Thoughts on Fanny Howe’s Nod

Waves Breaking against the Wind c.1840 Joseph Mallord William Turner 1775-1851 Accepted by the nation as part of the Turner Bequest 1856 http://www.tate.org.uk/art/work/N02881

Still five days remaining, but Fanny Howe’s Nod might be a place to rest for the year. Maybe some poetry or philosophy to conclude. Some big books this year, Middlemarch, Schmidt’s The Novel, Anthony Rudolf’s Silent Conversations; each absorbed over a month. But it feels good to have read fewer books, to have read better and reflected more.

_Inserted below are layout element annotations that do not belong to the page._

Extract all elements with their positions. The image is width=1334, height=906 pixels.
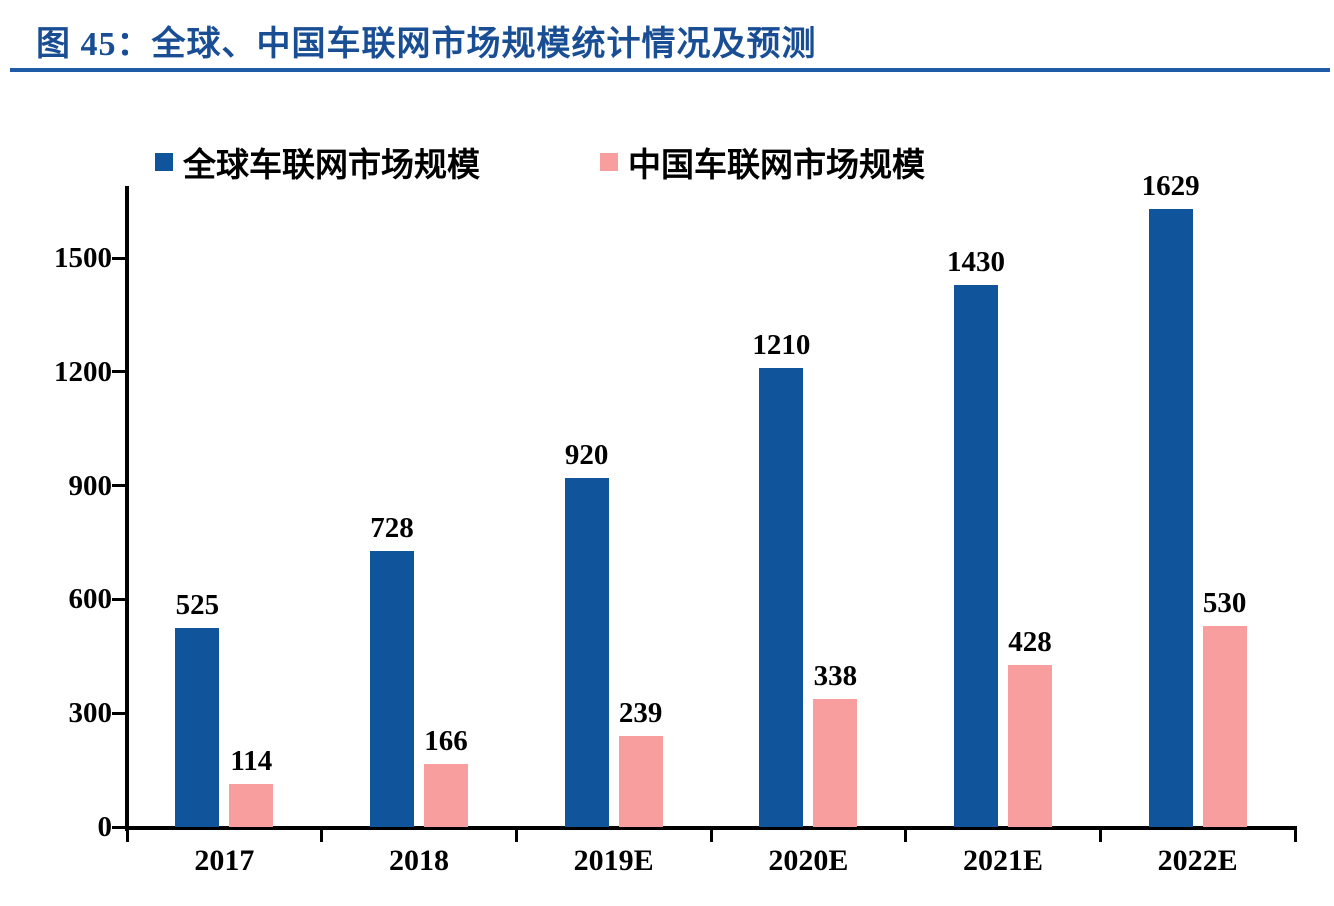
china-bar <box>229 784 274 827</box>
china-bar <box>1008 665 1052 827</box>
y-axis-tick-label: 300 <box>68 697 113 730</box>
china-bar <box>424 764 468 827</box>
y-axis-tick <box>112 597 127 601</box>
x-axis-tick-label: 2022E <box>1157 844 1238 877</box>
chart-legend: 全球车联网市场规模 中国车联网市场规模 <box>155 138 925 186</box>
x-axis-tick-label: 2019E <box>573 844 654 877</box>
china-bar <box>618 736 663 827</box>
x-axis-tick <box>1293 828 1297 842</box>
title-rule-divider <box>10 68 1330 72</box>
global-bar <box>759 368 804 827</box>
y-axis-tick <box>112 711 127 715</box>
x-axis-tick <box>904 828 908 842</box>
x-axis-tick <box>709 828 713 842</box>
x-axis-tick-label: 2017 <box>194 844 255 877</box>
global-bar <box>175 628 220 827</box>
x-axis-tick <box>320 828 324 842</box>
bar-value-label: 428 <box>1008 626 1052 658</box>
y-axis-tick-label: 900 <box>68 469 113 502</box>
x-axis-tick-label: 2018 <box>389 844 449 877</box>
y-axis-tick-label: 0 <box>97 811 113 843</box>
global-bar <box>1148 209 1193 827</box>
y-axis-tick-label: 600 <box>68 583 113 616</box>
bar-value-label: 1629 <box>1141 170 1200 202</box>
global-bar <box>954 285 998 827</box>
bar-value-label: 530 <box>1202 587 1247 619</box>
x-axis-tick-label: 2020E <box>768 844 849 877</box>
y-axis-tick <box>112 256 127 260</box>
figure-title: 图 45：全球、中国车联网市场规模统计情况及预测 <box>36 26 817 63</box>
y-axis-tick <box>112 370 127 374</box>
x-axis-tick <box>1098 828 1102 842</box>
legend-item-global: 全球车联网市场规模 <box>155 138 480 186</box>
legend-label-china: 中国车联网市场规模 <box>628 148 925 184</box>
y-axis-tick-label: 1200 <box>54 355 112 388</box>
legend-label-global: 全球车联网市场规模 <box>183 148 480 184</box>
bar-value-label: 1210 <box>752 329 811 361</box>
global-bar <box>564 478 609 827</box>
legend-item-china: 中国车联网市场规模 <box>600 138 925 186</box>
legend-swatch-global-icon <box>155 153 173 171</box>
y-axis-tick <box>112 484 127 488</box>
china-bar <box>1202 626 1247 827</box>
y-axis-tick <box>112 825 127 829</box>
china-bar <box>813 699 858 827</box>
bar-value-label: 239 <box>618 697 663 729</box>
x-axis-tick <box>514 828 518 842</box>
bar-value-label: 338 <box>813 660 858 692</box>
bar-value-label: 920 <box>564 439 609 471</box>
bar-value-label: 114 <box>230 745 273 777</box>
y-axis-tick-label: 1500 <box>54 242 112 274</box>
global-bar <box>370 551 414 827</box>
bar-value-label: 1430 <box>947 246 1005 278</box>
x-axis-tick-label: 2021E <box>962 844 1043 877</box>
bar-value-label: 166 <box>424 725 468 757</box>
y-axis-line <box>125 186 129 831</box>
bar-value-label: 728 <box>370 512 414 544</box>
x-axis-tick <box>125 828 129 842</box>
bar-value-label: 525 <box>175 589 220 621</box>
legend-swatch-china-icon <box>600 153 618 171</box>
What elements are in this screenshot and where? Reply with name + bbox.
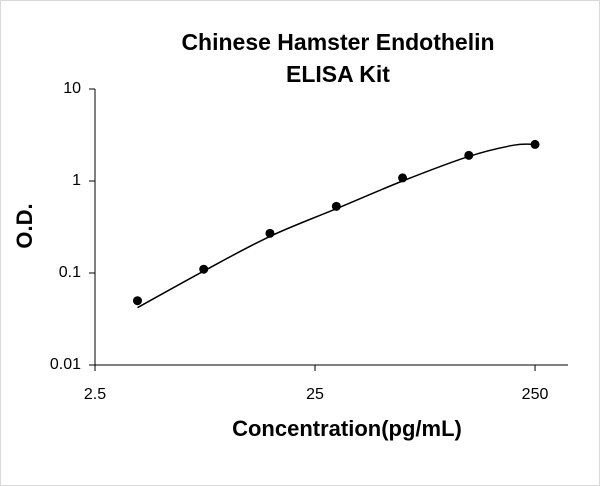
data-point xyxy=(331,201,341,211)
y-tick-label: 0.1 xyxy=(59,264,81,281)
chart-title: ELISA Kit xyxy=(286,61,390,87)
data-point xyxy=(132,296,142,306)
x-axis-label: Concentration(pg/mL) xyxy=(232,416,462,441)
y-tick-label: 10 xyxy=(63,80,81,97)
chart-title: Chinese Hamster Endothelin xyxy=(181,29,494,55)
x-tick-label: 25 xyxy=(306,386,324,403)
y-tick-label: 0.01 xyxy=(50,356,81,373)
fit-curve xyxy=(137,143,536,309)
y-axis-label: O.D. xyxy=(12,203,37,248)
y-tick-label: 1 xyxy=(72,172,81,189)
x-tick-label: 250 xyxy=(522,386,549,403)
x-tick-label: 2.5 xyxy=(84,386,106,403)
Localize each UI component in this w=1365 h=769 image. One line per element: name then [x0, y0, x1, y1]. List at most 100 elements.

So pleased to have discovered Fanny Howe and Nod is a little special. Perhaps I’ll spend the remainder of the year reading it again. A third reading. I like to finish an extraordinary  book and reread it immediately, without the tension of reading for discovery, just for immersion in its depths. There is plenty of water in Nod, the sea one of its small cast of characters. There is also annihilating human cruelty, more intense than the story’s despair, deliberate cruelty of the sort that often only occurs within the protection of unconditional love, malignant cruelty that destroys self-love.

Yet Nod is not hope-less. It lacks the unredeemed and desperate cruelty of Ágota Kristóf’s trilogy, stories of such saturated excess it took years to almost forget. Nod‘s characters are not diabolical, merely human. Howe allows us to glimpse the rationale, to grasp the ethics, the desire that underpins the cruelty. For this is also a story steeped through with desire and longing, human loneliness taken to an almost infinite degree.

There is great subtlety in Howe’s work, whether in Nod or in the essays of The Winter Sun and The Needle’s Eye. Her roots as a poet are evident in the attentive, meticulous prose. I want to read everything.